In the blog series, “Faces of Genetic Counseling,” we highlight genetic counselors who come from diverse backgrounds and serve as representatives and advocates within their field.
We had the opportunity to speak with Fatima Amir, MS, LCGC, a genetic counselor at the Dana-Farber Cancer Institute in Boston, who works closely with adult cancer patients across a wide range of specialties. She has a special interest in working towards health equity in medical genetics by improving access to genetic counseling services among diverse groups.
What are you passionate about as a genetic counselor?
I am passionate about trying to understand issues around health equity and access to genetic counseling services. I am part of a satellite clinic at one of our cancer centers that serves many minority populations. The no-show rates there are high, which motivates me to learn about these disparities and discover how we can address them effectively.
What advice do you have for genetic counselors in providing culturally competent care?
I hope all genetic counseling programs now provide culturally competent training in their programs. I think we could all agree that the first step is awareness and acknowledging your own implicit biases. It is also crucial to learn about existing disparities. I am a fan of the work of Dr. Camara Jones. She has many insightful talks on racism and health disparity on YouTube.
How are you different than the “average” genetic counselor?
As a first-generation American Muslim, I experience the world through a lens that is rare in our field. I feel very blessed to have grown up across multiple countries. I was born in the United States and have lived in Mississippi, the Caribbean, Pakistan, and Qatar, before moving back to the U.S. to go to graduate school in Ohio in 2016. I now live in Massachusetts. Living all over the world has increased my empathy and ability to look at things from multiple perspectives.
How has your religion played a role in your experience as a genetic counselor?
I moved back to the United States in 2016, which was the year of the election, when Muslim people were being poorly represented by leaders in this country. This empowered me to positively represent people from my community by embracing my religious values. When I interviewed for graduate school, I was interviewed by a student wearing a hijab. I could ask her if she had experienced discrimination as a Muslim woman – a question I could not have asked any other person. It was incredibly important to me to hear a response from someone who looked like me. It was comforting to hear that she felt safe and supported.
Being different has come with occasionally experiencing micro-aggression, but it has encouraged me to be aware of my own implicit biases. The starting point is to learn about these things. I’ve been inspired by work that the Minority Genetic Professionals Network (MGPN) has done. They focus on racial, cultural, and ethnic minorities. We met together, and it was cathartic. I could relate to how it felt to be the only person representing an ethnic minority in their grad programs. How can we get representation for underrepresented minorities in our field? Make sure they feel supported? We are starting to make that happen in New England by working on minority recruitment and creating a supportive space in the field.
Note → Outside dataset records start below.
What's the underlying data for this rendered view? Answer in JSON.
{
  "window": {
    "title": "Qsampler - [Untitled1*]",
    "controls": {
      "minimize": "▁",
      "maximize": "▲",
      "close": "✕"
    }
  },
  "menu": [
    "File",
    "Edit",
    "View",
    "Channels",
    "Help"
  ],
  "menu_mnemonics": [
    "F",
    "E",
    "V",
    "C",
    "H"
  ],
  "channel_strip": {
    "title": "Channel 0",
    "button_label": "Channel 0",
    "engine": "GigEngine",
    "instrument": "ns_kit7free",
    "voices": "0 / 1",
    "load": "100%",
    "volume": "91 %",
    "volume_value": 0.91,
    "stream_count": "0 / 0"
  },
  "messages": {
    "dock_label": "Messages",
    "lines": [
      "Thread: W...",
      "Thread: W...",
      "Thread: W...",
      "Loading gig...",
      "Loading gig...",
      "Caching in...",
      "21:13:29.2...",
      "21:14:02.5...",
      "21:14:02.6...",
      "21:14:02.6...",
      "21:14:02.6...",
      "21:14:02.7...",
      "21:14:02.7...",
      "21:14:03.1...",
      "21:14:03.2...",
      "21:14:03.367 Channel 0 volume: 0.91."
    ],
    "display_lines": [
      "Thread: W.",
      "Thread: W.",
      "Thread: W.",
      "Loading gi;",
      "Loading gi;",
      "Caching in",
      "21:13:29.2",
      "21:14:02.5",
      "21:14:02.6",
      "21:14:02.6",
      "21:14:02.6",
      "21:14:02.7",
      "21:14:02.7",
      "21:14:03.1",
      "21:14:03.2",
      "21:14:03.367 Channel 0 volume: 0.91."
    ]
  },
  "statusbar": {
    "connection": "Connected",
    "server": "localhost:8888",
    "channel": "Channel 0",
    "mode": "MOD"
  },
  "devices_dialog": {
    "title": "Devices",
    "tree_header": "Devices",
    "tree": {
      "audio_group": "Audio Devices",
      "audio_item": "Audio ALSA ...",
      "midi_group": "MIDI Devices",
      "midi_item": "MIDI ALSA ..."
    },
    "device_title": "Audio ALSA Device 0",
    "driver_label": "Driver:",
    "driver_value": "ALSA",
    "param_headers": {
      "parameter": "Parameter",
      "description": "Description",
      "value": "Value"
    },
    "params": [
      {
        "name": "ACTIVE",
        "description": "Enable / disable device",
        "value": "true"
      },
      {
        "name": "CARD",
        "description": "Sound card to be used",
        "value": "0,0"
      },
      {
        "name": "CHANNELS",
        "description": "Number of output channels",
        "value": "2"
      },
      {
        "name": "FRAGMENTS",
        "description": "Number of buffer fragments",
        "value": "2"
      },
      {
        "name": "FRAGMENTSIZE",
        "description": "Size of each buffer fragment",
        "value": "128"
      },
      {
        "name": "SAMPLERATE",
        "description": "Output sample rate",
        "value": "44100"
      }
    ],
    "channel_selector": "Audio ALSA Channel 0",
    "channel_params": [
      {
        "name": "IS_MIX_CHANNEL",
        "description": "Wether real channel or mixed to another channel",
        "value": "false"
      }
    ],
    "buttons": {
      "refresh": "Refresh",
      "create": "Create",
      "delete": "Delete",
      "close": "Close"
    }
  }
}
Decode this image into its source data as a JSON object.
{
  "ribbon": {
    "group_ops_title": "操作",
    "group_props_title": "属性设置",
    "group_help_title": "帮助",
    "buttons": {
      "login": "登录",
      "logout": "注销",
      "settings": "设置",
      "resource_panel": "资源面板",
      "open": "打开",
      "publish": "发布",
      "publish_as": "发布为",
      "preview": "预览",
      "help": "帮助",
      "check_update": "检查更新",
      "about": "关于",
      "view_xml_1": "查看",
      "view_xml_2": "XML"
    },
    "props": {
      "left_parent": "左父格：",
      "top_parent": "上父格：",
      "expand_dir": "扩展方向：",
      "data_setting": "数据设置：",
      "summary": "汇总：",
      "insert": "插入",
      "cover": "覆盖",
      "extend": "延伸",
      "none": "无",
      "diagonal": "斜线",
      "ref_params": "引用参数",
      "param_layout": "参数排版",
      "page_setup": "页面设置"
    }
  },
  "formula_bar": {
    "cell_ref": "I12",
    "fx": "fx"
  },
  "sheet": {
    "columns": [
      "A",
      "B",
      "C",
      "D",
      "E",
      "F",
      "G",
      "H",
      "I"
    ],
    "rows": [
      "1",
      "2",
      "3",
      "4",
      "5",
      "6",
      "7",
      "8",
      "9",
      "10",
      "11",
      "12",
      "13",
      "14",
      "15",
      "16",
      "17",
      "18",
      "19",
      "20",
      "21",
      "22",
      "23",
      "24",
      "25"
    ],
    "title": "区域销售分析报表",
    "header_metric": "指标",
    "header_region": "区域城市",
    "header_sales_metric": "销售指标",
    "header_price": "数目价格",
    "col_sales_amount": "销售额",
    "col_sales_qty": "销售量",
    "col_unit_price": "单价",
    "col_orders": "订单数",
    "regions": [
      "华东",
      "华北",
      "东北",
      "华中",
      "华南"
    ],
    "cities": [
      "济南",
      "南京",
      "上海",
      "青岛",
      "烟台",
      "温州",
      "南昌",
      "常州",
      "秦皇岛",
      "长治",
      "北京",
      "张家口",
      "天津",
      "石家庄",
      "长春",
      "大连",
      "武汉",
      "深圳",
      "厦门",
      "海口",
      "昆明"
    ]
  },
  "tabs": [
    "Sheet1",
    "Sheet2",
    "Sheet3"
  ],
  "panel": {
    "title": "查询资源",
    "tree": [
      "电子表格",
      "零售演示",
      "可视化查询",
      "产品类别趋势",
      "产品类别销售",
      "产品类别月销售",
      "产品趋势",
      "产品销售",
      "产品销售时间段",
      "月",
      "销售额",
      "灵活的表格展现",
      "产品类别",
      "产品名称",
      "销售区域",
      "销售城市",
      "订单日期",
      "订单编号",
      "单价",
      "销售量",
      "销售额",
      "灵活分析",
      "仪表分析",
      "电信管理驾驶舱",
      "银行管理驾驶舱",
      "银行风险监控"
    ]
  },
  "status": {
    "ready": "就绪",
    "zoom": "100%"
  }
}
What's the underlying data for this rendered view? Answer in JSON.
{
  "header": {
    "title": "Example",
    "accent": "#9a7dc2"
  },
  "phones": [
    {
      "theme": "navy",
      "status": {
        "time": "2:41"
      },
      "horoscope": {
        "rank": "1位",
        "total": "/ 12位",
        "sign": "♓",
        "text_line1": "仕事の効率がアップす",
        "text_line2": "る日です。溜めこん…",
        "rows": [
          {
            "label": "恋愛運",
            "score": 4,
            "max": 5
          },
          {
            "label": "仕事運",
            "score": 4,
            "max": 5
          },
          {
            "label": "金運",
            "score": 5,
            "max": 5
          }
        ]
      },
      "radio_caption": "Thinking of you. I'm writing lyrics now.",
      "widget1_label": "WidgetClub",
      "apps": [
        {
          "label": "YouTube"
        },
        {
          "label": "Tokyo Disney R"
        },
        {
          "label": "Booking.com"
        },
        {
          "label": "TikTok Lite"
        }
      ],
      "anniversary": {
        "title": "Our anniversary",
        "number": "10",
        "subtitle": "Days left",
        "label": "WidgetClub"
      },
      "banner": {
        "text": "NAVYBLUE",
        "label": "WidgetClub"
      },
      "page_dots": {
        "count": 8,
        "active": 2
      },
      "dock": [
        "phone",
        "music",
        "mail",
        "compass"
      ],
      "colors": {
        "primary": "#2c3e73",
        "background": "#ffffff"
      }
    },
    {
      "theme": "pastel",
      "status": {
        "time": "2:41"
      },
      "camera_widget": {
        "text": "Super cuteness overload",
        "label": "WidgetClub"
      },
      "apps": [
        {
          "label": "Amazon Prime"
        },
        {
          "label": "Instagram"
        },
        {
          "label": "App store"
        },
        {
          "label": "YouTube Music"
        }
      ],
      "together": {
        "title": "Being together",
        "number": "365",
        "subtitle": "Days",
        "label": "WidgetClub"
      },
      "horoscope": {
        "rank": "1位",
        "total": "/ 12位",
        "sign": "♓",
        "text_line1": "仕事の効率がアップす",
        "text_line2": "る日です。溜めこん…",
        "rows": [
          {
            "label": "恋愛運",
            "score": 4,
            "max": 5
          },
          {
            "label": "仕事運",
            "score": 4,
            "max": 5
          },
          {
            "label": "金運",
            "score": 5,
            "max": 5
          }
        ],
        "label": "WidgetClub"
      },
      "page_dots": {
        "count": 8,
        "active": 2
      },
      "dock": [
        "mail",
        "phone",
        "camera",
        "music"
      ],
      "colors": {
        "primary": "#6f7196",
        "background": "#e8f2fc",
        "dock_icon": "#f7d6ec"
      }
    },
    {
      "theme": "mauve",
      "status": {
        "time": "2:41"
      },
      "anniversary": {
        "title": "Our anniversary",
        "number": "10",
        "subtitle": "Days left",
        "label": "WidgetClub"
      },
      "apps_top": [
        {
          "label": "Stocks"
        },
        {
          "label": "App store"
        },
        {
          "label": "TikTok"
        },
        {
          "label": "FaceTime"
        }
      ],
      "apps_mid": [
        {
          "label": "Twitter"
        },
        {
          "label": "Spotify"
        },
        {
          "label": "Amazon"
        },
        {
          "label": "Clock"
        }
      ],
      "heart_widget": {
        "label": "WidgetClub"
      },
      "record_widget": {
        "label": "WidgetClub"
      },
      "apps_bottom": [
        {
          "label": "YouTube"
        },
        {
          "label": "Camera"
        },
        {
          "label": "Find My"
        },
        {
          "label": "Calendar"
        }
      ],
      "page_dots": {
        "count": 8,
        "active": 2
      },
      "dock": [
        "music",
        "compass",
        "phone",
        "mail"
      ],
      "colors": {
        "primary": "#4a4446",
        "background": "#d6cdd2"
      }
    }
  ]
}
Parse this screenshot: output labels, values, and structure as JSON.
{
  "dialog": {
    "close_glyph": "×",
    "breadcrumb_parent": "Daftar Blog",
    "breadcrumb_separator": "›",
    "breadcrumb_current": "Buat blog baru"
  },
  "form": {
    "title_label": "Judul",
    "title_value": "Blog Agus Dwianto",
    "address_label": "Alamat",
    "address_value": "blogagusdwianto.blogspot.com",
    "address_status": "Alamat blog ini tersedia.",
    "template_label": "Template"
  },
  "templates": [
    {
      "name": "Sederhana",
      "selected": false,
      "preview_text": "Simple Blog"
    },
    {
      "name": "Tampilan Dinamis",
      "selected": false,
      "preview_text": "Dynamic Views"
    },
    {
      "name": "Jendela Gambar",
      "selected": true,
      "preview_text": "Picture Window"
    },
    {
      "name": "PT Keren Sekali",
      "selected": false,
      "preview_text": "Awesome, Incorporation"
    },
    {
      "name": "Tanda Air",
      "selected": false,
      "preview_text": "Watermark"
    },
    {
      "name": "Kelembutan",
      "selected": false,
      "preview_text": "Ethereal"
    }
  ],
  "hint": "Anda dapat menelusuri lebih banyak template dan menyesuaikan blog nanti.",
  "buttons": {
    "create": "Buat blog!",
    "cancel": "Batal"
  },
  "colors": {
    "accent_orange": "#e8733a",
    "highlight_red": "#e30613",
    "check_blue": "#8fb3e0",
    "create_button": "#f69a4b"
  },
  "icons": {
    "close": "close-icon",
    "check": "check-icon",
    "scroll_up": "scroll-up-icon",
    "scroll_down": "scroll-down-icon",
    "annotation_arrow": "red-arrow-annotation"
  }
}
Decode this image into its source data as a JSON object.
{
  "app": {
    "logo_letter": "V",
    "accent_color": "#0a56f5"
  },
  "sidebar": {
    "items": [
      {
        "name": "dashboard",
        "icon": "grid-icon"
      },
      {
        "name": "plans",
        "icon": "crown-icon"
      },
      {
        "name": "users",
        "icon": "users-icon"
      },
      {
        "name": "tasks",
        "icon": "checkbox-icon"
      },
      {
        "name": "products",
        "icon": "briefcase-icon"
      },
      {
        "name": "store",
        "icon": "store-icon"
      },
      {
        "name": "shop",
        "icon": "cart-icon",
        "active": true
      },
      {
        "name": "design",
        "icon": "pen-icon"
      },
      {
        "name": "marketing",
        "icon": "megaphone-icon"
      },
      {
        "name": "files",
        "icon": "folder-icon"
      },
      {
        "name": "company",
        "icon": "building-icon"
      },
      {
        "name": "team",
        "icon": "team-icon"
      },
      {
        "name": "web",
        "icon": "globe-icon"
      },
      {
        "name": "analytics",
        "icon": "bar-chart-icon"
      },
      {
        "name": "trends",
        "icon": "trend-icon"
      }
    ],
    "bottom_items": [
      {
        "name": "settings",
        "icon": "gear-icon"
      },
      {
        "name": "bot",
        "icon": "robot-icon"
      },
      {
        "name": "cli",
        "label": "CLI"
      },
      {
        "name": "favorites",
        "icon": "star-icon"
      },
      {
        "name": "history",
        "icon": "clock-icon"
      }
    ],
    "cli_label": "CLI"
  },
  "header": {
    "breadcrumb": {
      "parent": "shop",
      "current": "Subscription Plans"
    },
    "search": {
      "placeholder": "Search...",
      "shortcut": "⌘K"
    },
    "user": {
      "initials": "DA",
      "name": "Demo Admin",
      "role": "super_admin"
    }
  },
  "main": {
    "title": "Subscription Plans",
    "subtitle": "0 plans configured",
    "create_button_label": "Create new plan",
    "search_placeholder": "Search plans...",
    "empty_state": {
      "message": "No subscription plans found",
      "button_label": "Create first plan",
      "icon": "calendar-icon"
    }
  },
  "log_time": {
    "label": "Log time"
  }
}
How can genetic counselors work towards improving access to genetic counseling services among diverse groups?
See if you have Community Health Advisors available, perhaps through your community benefits department. These advisors are usually representing a specific community and bringing services back to that community. Find and reach out to these advisors. Educate them, partner with them, and work with them to identify the barriers and seek solutions. See if there are funds available to research barriers to genetic counseling in your area.
What advice do you have for students considering genetic counseling who may not fit the stereotypical genetic counselor mold?
I can relate to how it feels to be different. If you don’t see anyone who looks like you, you can be the first. If you are a racial or ethnic minority, spaces are being created for you to be supported. Go for it. You can be the pioneer. You can contribute in ways no one else can.